The President is the current Chairperson of the African Union.

"Equipping the next generation with the capabilities and mindsets needed for success is among the most urgent policy priorities in countries such as my own Rwanda,” he said.

He added: "Rwanda is fully committed to this task with you, and there is also full alignment with the African Union’s Agenda 2063”.

Apart from President Kagame and the UN’s Secretary General, the launch of the initiative was also attended by other global, business, education and youth leaders who are behind the Generation Unlimited drive.

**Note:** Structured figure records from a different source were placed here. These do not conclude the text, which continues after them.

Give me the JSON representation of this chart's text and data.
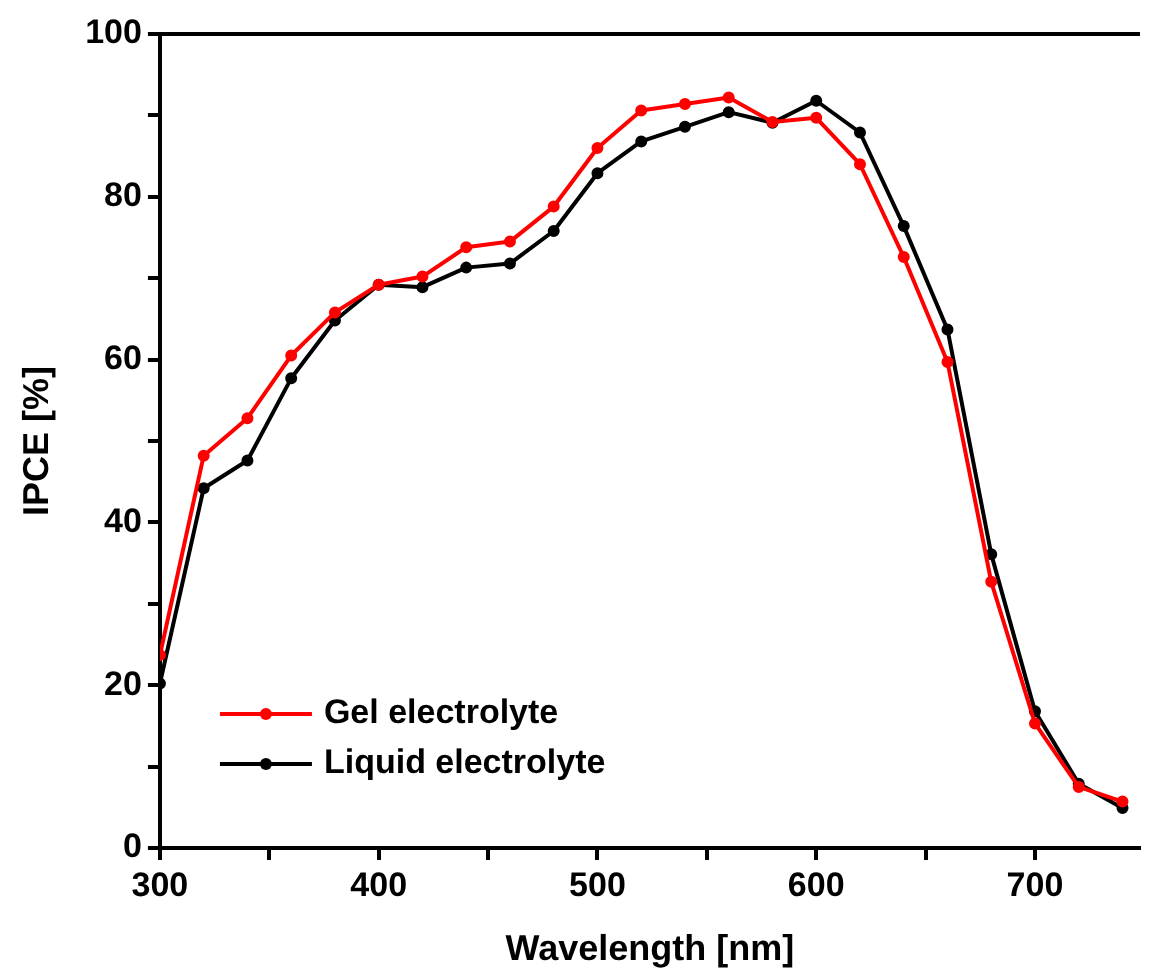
{
  "chart_data": {
    "type": "line",
    "xlabel": "Wavelength [nm]",
    "ylabel": "IPCE [%]",
    "x": [
      300,
      320,
      340,
      360,
      380,
      400,
      420,
      440,
      460,
      480,
      500,
      520,
      540,
      560,
      580,
      600,
      620,
      640,
      660,
      680,
      700,
      720,
      740
    ],
    "series": [
      {
        "name": "Gel electrolyte",
        "color": "#ff0000",
        "values": [
          23.7,
          48.2,
          52.8,
          60.5,
          65.8,
          69.2,
          70.2,
          73.8,
          74.5,
          78.8,
          86,
          90.6,
          91.4,
          92.2,
          89.2,
          89.7,
          84,
          72.6,
          59.7,
          32.7,
          15.3,
          7.5,
          5.7
        ]
      },
      {
        "name": "Liquid electrolyte",
        "color": "#000000",
        "values": [
          20.2,
          44.2,
          47.6,
          57.7,
          64.8,
          69.2,
          68.9,
          71.3,
          71.8,
          75.8,
          82.9,
          86.8,
          88.6,
          90.4,
          89.1,
          91.8,
          87.9,
          76.4,
          63.7,
          36.1,
          16.8,
          7.9,
          4.9
        ]
      }
    ],
    "xlim": [
      300,
      748
    ],
    "xticks": [
      300,
      {
        "value": 350,
        "label": null
      },
      400,
      {
        "value": 450,
        "label": null
      },
      500,
      {
        "value": 550,
        "label": null
      },
      600,
      {
        "value": 650,
        "label": null
      },
      700
    ],
    "ylim": [
      0,
      100
    ],
    "yticks": [
      0,
      {
        "value": 10,
        "label": null
      },
      20,
      {
        "value": 30,
        "label": null
      },
      40,
      {
        "value": 50,
        "label": null
      },
      60,
      {
        "value": 70,
        "label": null
      },
      80,
      {
        "value": 90,
        "label": null
      },
      100
    ],
    "grid": false,
    "legend": "bottom left",
    "marker": "circle",
    "line_style": "solid"
  }
}
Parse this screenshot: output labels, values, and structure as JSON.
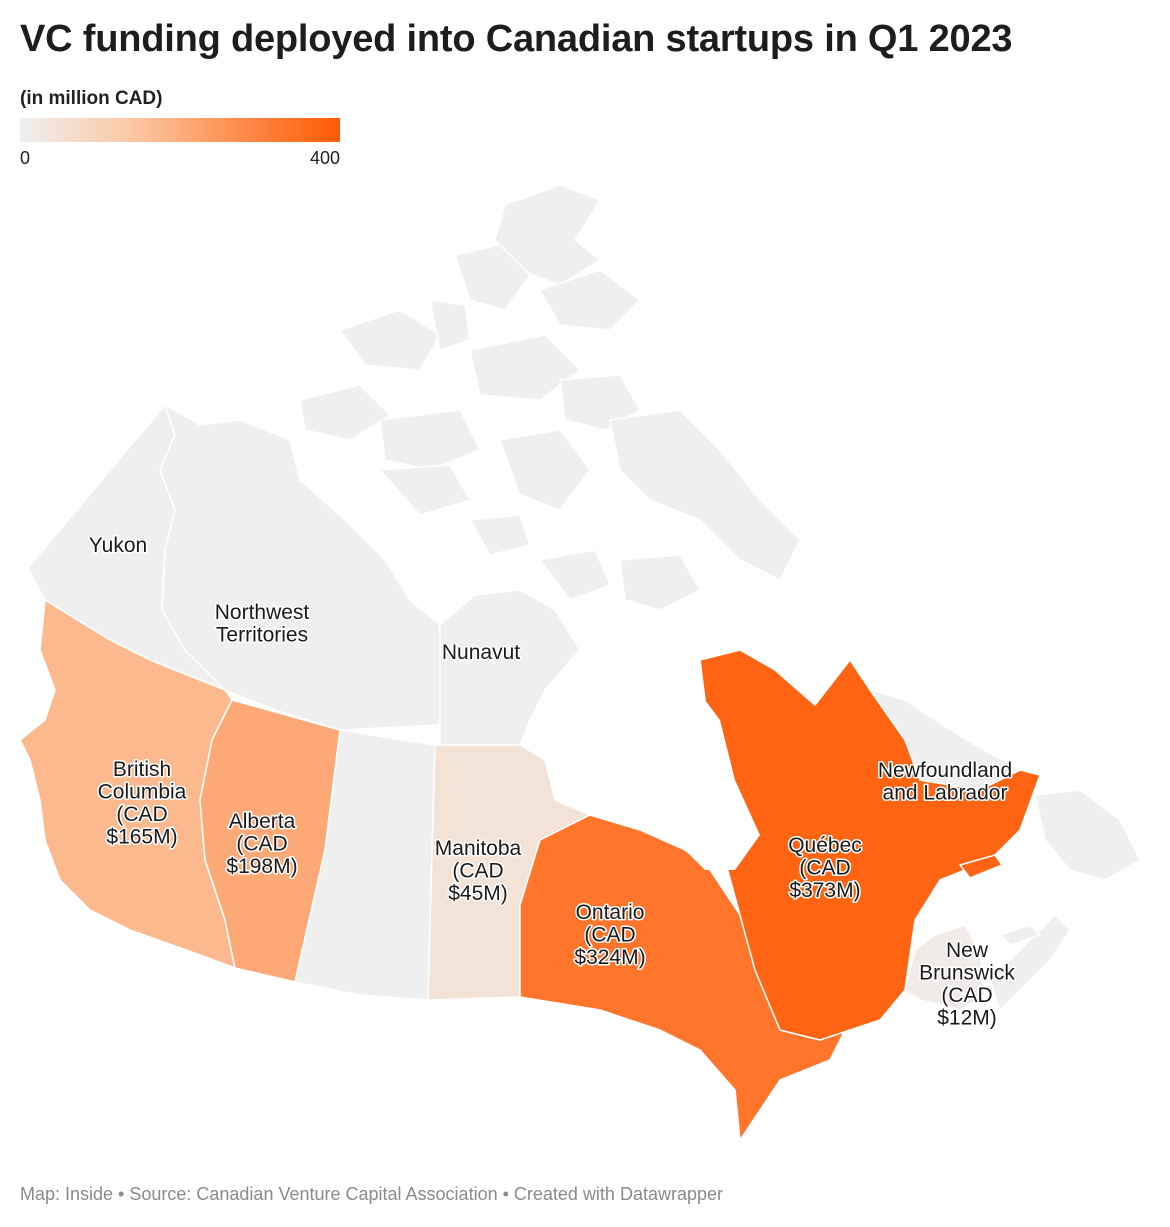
{
  "title": "VC funding deployed into Canadian startups in Q1 2023",
  "subtitle": "(in million CAD)",
  "legend": {
    "min": "0",
    "max": "400",
    "colors": [
      "#efefef",
      "#fcc7a4",
      "#fe8a48",
      "#ff5a05"
    ]
  },
  "footer": "Map: Inside • Source: Canadian Venture Capital Association • Created with Datawrapper",
  "colors": {
    "no_data": "#efefef",
    "boundary": "#ffffff"
  },
  "regions": [
    {
      "id": "yukon",
      "label_lines": [
        "Yukon"
      ],
      "value": null
    },
    {
      "id": "nwt",
      "label_lines": [
        "Northwest",
        "Territories"
      ],
      "value": null
    },
    {
      "id": "nunavut",
      "label_lines": [
        "Nunavut"
      ],
      "value": null
    },
    {
      "id": "bc",
      "label_lines": [
        "British",
        "Columbia",
        "(CAD",
        "$165M)"
      ],
      "value": 165
    },
    {
      "id": "alberta",
      "label_lines": [
        "Alberta",
        "(CAD",
        "$198M)"
      ],
      "value": 198
    },
    {
      "id": "saskatchewan",
      "label_lines": [],
      "value": null
    },
    {
      "id": "manitoba",
      "label_lines": [
        "Manitoba",
        "(CAD",
        "$45M)"
      ],
      "value": 45
    },
    {
      "id": "ontario",
      "label_lines": [
        "Ontario",
        "(CAD",
        "$324M)"
      ],
      "value": 324
    },
    {
      "id": "quebec",
      "label_lines": [
        "Québec",
        "(CAD",
        "$373M)"
      ],
      "value": 373
    },
    {
      "id": "nl",
      "label_lines": [
        "Newfoundland",
        "and Labrador"
      ],
      "value": null
    },
    {
      "id": "nb",
      "label_lines": [
        "New",
        "Brunswick",
        "(CAD",
        "$12M)"
      ],
      "value": 12
    },
    {
      "id": "ns",
      "label_lines": [],
      "value": null
    },
    {
      "id": "pei",
      "label_lines": [],
      "value": null
    }
  ]
}
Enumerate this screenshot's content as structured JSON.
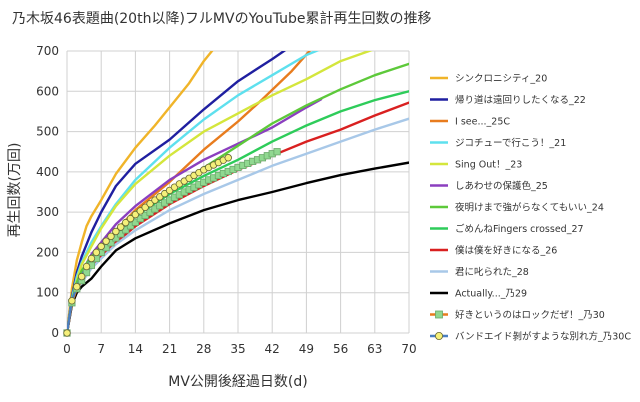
{
  "chart_data": {
    "type": "line",
    "title": "乃木坂46表題曲(20th以降)フルMVのYouTube累計再生回数の推移",
    "xlabel": "MV公開後経過日数(d)",
    "ylabel": "再生回数(万回)",
    "xlim": [
      0,
      70
    ],
    "ylim": [
      0,
      700
    ],
    "xticks": [
      "0",
      "7",
      "14",
      "21",
      "28",
      "35",
      "42",
      "49",
      "56",
      "63",
      "70"
    ],
    "yticks": [
      "0",
      "100",
      "200",
      "300",
      "400",
      "500",
      "600",
      "700"
    ],
    "grid": true,
    "legend_position": "right",
    "series": [
      {
        "name": "シンクロニシティ_20",
        "color": "#f0b429",
        "points": [
          [
            0,
            0
          ],
          [
            1,
            110
          ],
          [
            2,
            180
          ],
          [
            3,
            225
          ],
          [
            4,
            265
          ],
          [
            5,
            290
          ],
          [
            7,
            330
          ],
          [
            10,
            395
          ],
          [
            14,
            460
          ],
          [
            18,
            515
          ],
          [
            21,
            560
          ],
          [
            25,
            620
          ],
          [
            28,
            675
          ],
          [
            30,
            705
          ]
        ]
      },
      {
        "name": "帰り道は遠回りしたくなる_22",
        "color": "#1f1fa0",
        "points": [
          [
            0,
            0
          ],
          [
            1,
            90
          ],
          [
            2,
            150
          ],
          [
            3,
            190
          ],
          [
            5,
            250
          ],
          [
            7,
            300
          ],
          [
            10,
            365
          ],
          [
            14,
            420
          ],
          [
            21,
            480
          ],
          [
            28,
            555
          ],
          [
            35,
            625
          ],
          [
            42,
            680
          ],
          [
            45,
            705
          ]
        ]
      },
      {
        "name": "I see..._25C",
        "color": "#e87c1e",
        "points": [
          [
            0,
            0
          ],
          [
            1,
            70
          ],
          [
            2,
            110
          ],
          [
            3,
            135
          ],
          [
            5,
            170
          ],
          [
            7,
            205
          ],
          [
            10,
            255
          ],
          [
            14,
            305
          ],
          [
            21,
            375
          ],
          [
            28,
            455
          ],
          [
            35,
            525
          ],
          [
            40,
            580
          ],
          [
            46,
            650
          ],
          [
            50,
            705
          ]
        ]
      },
      {
        "name": "ジコチューで行こう！_21",
        "color": "#5ee0ee",
        "points": [
          [
            0,
            0
          ],
          [
            1,
            85
          ],
          [
            2,
            140
          ],
          [
            3,
            175
          ],
          [
            5,
            225
          ],
          [
            7,
            265
          ],
          [
            10,
            320
          ],
          [
            14,
            380
          ],
          [
            21,
            460
          ],
          [
            28,
            530
          ],
          [
            35,
            590
          ],
          [
            42,
            640
          ],
          [
            49,
            690
          ],
          [
            52,
            705
          ]
        ]
      },
      {
        "name": "Sing Out！_23",
        "color": "#d4e63c",
        "points": [
          [
            0,
            0
          ],
          [
            1,
            80
          ],
          [
            2,
            130
          ],
          [
            3,
            170
          ],
          [
            5,
            215
          ],
          [
            7,
            260
          ],
          [
            10,
            315
          ],
          [
            14,
            370
          ],
          [
            21,
            440
          ],
          [
            28,
            500
          ],
          [
            35,
            545
          ],
          [
            42,
            590
          ],
          [
            49,
            630
          ],
          [
            56,
            675
          ],
          [
            63,
            705
          ]
        ]
      },
      {
        "name": "しあわせの保護色_25",
        "color": "#8b3fbf",
        "points": [
          [
            0,
            0
          ],
          [
            1,
            75
          ],
          [
            2,
            120
          ],
          [
            3,
            150
          ],
          [
            5,
            195
          ],
          [
            7,
            225
          ],
          [
            10,
            270
          ],
          [
            14,
            315
          ],
          [
            21,
            380
          ],
          [
            28,
            430
          ],
          [
            35,
            470
          ],
          [
            42,
            510
          ],
          [
            49,
            560
          ],
          [
            52,
            580
          ]
        ]
      },
      {
        "name": "夜明けまで強がらなくてもいい_24",
        "color": "#5dc93a",
        "points": [
          [
            0,
            0
          ],
          [
            1,
            80
          ],
          [
            2,
            125
          ],
          [
            3,
            155
          ],
          [
            5,
            190
          ],
          [
            7,
            215
          ],
          [
            10,
            255
          ],
          [
            14,
            300
          ],
          [
            21,
            355
          ],
          [
            28,
            410
          ],
          [
            35,
            465
          ],
          [
            42,
            520
          ],
          [
            49,
            565
          ],
          [
            56,
            605
          ],
          [
            63,
            640
          ],
          [
            70,
            668
          ]
        ]
      },
      {
        "name": "ごめんねFingers crossed_27",
        "color": "#2ecc5a",
        "points": [
          [
            0,
            0
          ],
          [
            1,
            75
          ],
          [
            2,
            115
          ],
          [
            3,
            140
          ],
          [
            5,
            180
          ],
          [
            7,
            205
          ],
          [
            10,
            245
          ],
          [
            14,
            290
          ],
          [
            21,
            345
          ],
          [
            28,
            390
          ],
          [
            35,
            430
          ],
          [
            42,
            475
          ],
          [
            49,
            515
          ],
          [
            56,
            550
          ],
          [
            63,
            578
          ],
          [
            70,
            600
          ]
        ]
      },
      {
        "name": "僕は僕を好きになる_26",
        "color": "#d92020",
        "points": [
          [
            0,
            0
          ],
          [
            1,
            75
          ],
          [
            2,
            110
          ],
          [
            3,
            130
          ],
          [
            5,
            165
          ],
          [
            7,
            190
          ],
          [
            10,
            225
          ],
          [
            14,
            265
          ],
          [
            21,
            320
          ],
          [
            28,
            365
          ],
          [
            35,
            405
          ],
          [
            42,
            440
          ],
          [
            49,
            475
          ],
          [
            56,
            505
          ],
          [
            63,
            540
          ],
          [
            70,
            572
          ]
        ]
      },
      {
        "name": "君に叱られた_28",
        "color": "#a8c8e8",
        "points": [
          [
            0,
            0
          ],
          [
            1,
            70
          ],
          [
            2,
            105
          ],
          [
            3,
            125
          ],
          [
            5,
            160
          ],
          [
            7,
            185
          ],
          [
            10,
            220
          ],
          [
            14,
            255
          ],
          [
            21,
            305
          ],
          [
            28,
            345
          ],
          [
            35,
            380
          ],
          [
            42,
            415
          ],
          [
            49,
            445
          ],
          [
            56,
            475
          ],
          [
            63,
            505
          ],
          [
            70,
            532
          ]
        ]
      },
      {
        "name": "Actually..._乃29",
        "color": "#000000",
        "points": [
          [
            0,
            0
          ],
          [
            1,
            70
          ],
          [
            2,
            100
          ],
          [
            3,
            115
          ],
          [
            5,
            135
          ],
          [
            7,
            165
          ],
          [
            10,
            205
          ],
          [
            14,
            235
          ],
          [
            21,
            272
          ],
          [
            28,
            305
          ],
          [
            35,
            330
          ],
          [
            42,
            350
          ],
          [
            49,
            372
          ],
          [
            56,
            392
          ],
          [
            63,
            408
          ],
          [
            70,
            423
          ]
        ]
      },
      {
        "name": "好きというのはロックだぜ！_乃30",
        "color": "#e87c1e",
        "marker": "square",
        "marker_fill": "#90d890",
        "points": [
          [
            0,
            0
          ],
          [
            1,
            75
          ],
          [
            2,
            110
          ],
          [
            3,
            130
          ],
          [
            4,
            150
          ],
          [
            5,
            168
          ],
          [
            6,
            185
          ],
          [
            7,
            200
          ],
          [
            8,
            212
          ],
          [
            9,
            224
          ],
          [
            10,
            236
          ],
          [
            11,
            246
          ],
          [
            12,
            256
          ],
          [
            13,
            266
          ],
          [
            14,
            275
          ],
          [
            15,
            284
          ],
          [
            16,
            292
          ],
          [
            17,
            300
          ],
          [
            18,
            308
          ],
          [
            19,
            316
          ],
          [
            20,
            323
          ],
          [
            21,
            330
          ],
          [
            22,
            337
          ],
          [
            23,
            343
          ],
          [
            24,
            350
          ],
          [
            25,
            356
          ],
          [
            26,
            362
          ],
          [
            27,
            368
          ],
          [
            28,
            374
          ],
          [
            29,
            380
          ],
          [
            30,
            385
          ],
          [
            31,
            391
          ],
          [
            32,
            396
          ],
          [
            33,
            401
          ],
          [
            34,
            406
          ],
          [
            35,
            411
          ],
          [
            36,
            416
          ],
          [
            37,
            421
          ],
          [
            38,
            426
          ],
          [
            39,
            430
          ],
          [
            40,
            435
          ],
          [
            41,
            440
          ],
          [
            42,
            445
          ],
          [
            43,
            450
          ]
        ]
      },
      {
        "name": "バンドエイド剝がすような別れ方_乃30C",
        "color": "#4a7fc0",
        "marker": "circle",
        "marker_fill": "#f5f07a",
        "points": [
          [
            0,
            0
          ],
          [
            1,
            80
          ],
          [
            2,
            115
          ],
          [
            3,
            140
          ],
          [
            4,
            165
          ],
          [
            5,
            185
          ],
          [
            6,
            200
          ],
          [
            7,
            215
          ],
          [
            8,
            228
          ],
          [
            9,
            240
          ],
          [
            10,
            252
          ],
          [
            11,
            263
          ],
          [
            12,
            274
          ],
          [
            13,
            284
          ],
          [
            14,
            294
          ],
          [
            15,
            303
          ],
          [
            16,
            312
          ],
          [
            17,
            321
          ],
          [
            18,
            330
          ],
          [
            19,
            338
          ],
          [
            20,
            346
          ],
          [
            21,
            354
          ],
          [
            22,
            362
          ],
          [
            23,
            370
          ],
          [
            24,
            377
          ],
          [
            25,
            384
          ],
          [
            26,
            391
          ],
          [
            27,
            398
          ],
          [
            28,
            405
          ],
          [
            29,
            411
          ],
          [
            30,
            417
          ],
          [
            31,
            423
          ],
          [
            32,
            429
          ],
          [
            33,
            435
          ]
        ]
      }
    ]
  }
}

They include UNICEF Executive Director Henrietta Fore, World Bank Group President Jim Yong Kim, High Representative of the European Union for Foreign Affairs and Security Policy, Federica Mogherini, , UN Secretary-General’s Envoy on Youth Jayathma Wickramanayake among others.

UNICEF Goodwill Ambassador Lilly Singh and global pop group BTS are also among the leaders behind the Generation Unlimited partnership.

Generation Unlimited is expected to tackle the global education and training challenges currently holding back millions of young people and threatening progress and stability.

UNICEF estimates that without urgent investment in education and skills training, the rapidly growing global population of adolescents and young people – which will reach 2 billion by 2030 – will continue to be unprepared and unskilled for the future workforce.

The UN body says that with more than 200 million young people of lower- and upper-secondary school age currently missing out on school, instead of contributing to equitable progress, young people – especially the most disadvantaged – could face a future full of increased deprivation and discrimination.